Na esfera judicial, existe a justiça comum que tem uma estrutura destinada a julgar diversos tipos de relações jurídicas: a Justiça Comum Federal que julga os casos que a União tenha interesse (cível, criminal, tributário, agrário etc) e a Justiça Comum Estadual que julga as causas onde não haja interesse direto da União (cível, criminal). Por outro lado, existe a justiça especializada em determinadas matérias: A Justiça do Trabalho, que é Federal, e as justiças Militar e Eleitoral com organizações inclusive a nível estadual. É por causa desta divisão de atribuições que podemos falar em competência e incompetência para julgar determinadas matérias. Cada uma dessas estruturas se organizam em instâncias: primeira instância , quando a matéria é julgada pela primeira vez pelos Juizes de Direito, pelos Juizes Federais, pelos Juizes do Trabalho; segunda instância quando o vencido, descontente, pede um novo julgamento da questão (TRF, TRE, TRT, Juntas Recursais dos Juizados Especiais, TJ, e TA em alguns Estados). Neste último caso, quando o vencido fica descontente com a decisão ainda lhe é permitido em alguns casos recorrer da segunda decisão, e neste caso o recurso poderá ir para o STJ, TSE e STF. No caso da Justiça Estadual, ainda há a figura das entrâncias que servem para classificar a demanda de casos sob a apreciação de uma determinada jurisdição.

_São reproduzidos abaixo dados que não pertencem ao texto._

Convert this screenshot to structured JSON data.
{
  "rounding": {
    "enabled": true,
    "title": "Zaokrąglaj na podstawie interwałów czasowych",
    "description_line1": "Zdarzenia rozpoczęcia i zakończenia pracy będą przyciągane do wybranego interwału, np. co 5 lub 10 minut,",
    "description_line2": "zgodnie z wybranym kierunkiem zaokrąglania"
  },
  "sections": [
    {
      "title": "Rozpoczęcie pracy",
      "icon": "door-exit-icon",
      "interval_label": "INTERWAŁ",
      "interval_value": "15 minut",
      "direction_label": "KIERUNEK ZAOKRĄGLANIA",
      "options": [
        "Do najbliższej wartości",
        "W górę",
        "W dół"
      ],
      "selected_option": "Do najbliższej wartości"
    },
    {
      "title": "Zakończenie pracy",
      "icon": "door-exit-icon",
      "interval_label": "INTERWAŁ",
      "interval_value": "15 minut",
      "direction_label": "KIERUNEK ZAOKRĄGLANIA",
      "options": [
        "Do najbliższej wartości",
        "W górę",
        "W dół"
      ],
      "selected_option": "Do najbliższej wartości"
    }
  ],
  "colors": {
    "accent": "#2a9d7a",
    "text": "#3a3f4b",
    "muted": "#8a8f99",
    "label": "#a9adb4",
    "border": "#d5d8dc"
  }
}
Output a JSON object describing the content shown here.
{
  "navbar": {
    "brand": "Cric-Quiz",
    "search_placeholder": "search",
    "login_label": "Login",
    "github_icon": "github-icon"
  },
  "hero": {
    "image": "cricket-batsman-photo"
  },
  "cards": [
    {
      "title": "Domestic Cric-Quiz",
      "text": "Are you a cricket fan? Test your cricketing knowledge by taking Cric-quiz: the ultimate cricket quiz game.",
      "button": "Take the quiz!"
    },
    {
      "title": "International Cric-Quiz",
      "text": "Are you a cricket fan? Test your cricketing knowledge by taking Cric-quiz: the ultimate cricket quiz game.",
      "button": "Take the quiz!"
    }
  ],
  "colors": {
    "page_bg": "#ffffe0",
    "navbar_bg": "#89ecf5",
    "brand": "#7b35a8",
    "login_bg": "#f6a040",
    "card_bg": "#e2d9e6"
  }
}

Em qualquer desses casos, o titular do direito subjetivo que se sentir lesado ou ameaçado de lesão precisará de provocar o Poder Judiciário com uma ação, e começa com uma petição inicial. Instaura-se o processo (citação e constestação), o juiz aprecia as provas e profere a decisão (sentença). O vencido descontente recorre (apelação na área cível e recurso ordinário na Justiça do Trabalho), o vencedor contesta o recurso (contra-razões) e o Tribunal reexamina a decisão e profere outra, seja mantendo a decisão a quo ou modificando-a (acórdão). Observa-se que aqui, via de regra, não se discute provas que não foram discutidas em primeiro grau.
(^16) Decisão contra a qual não caiba mais recurso.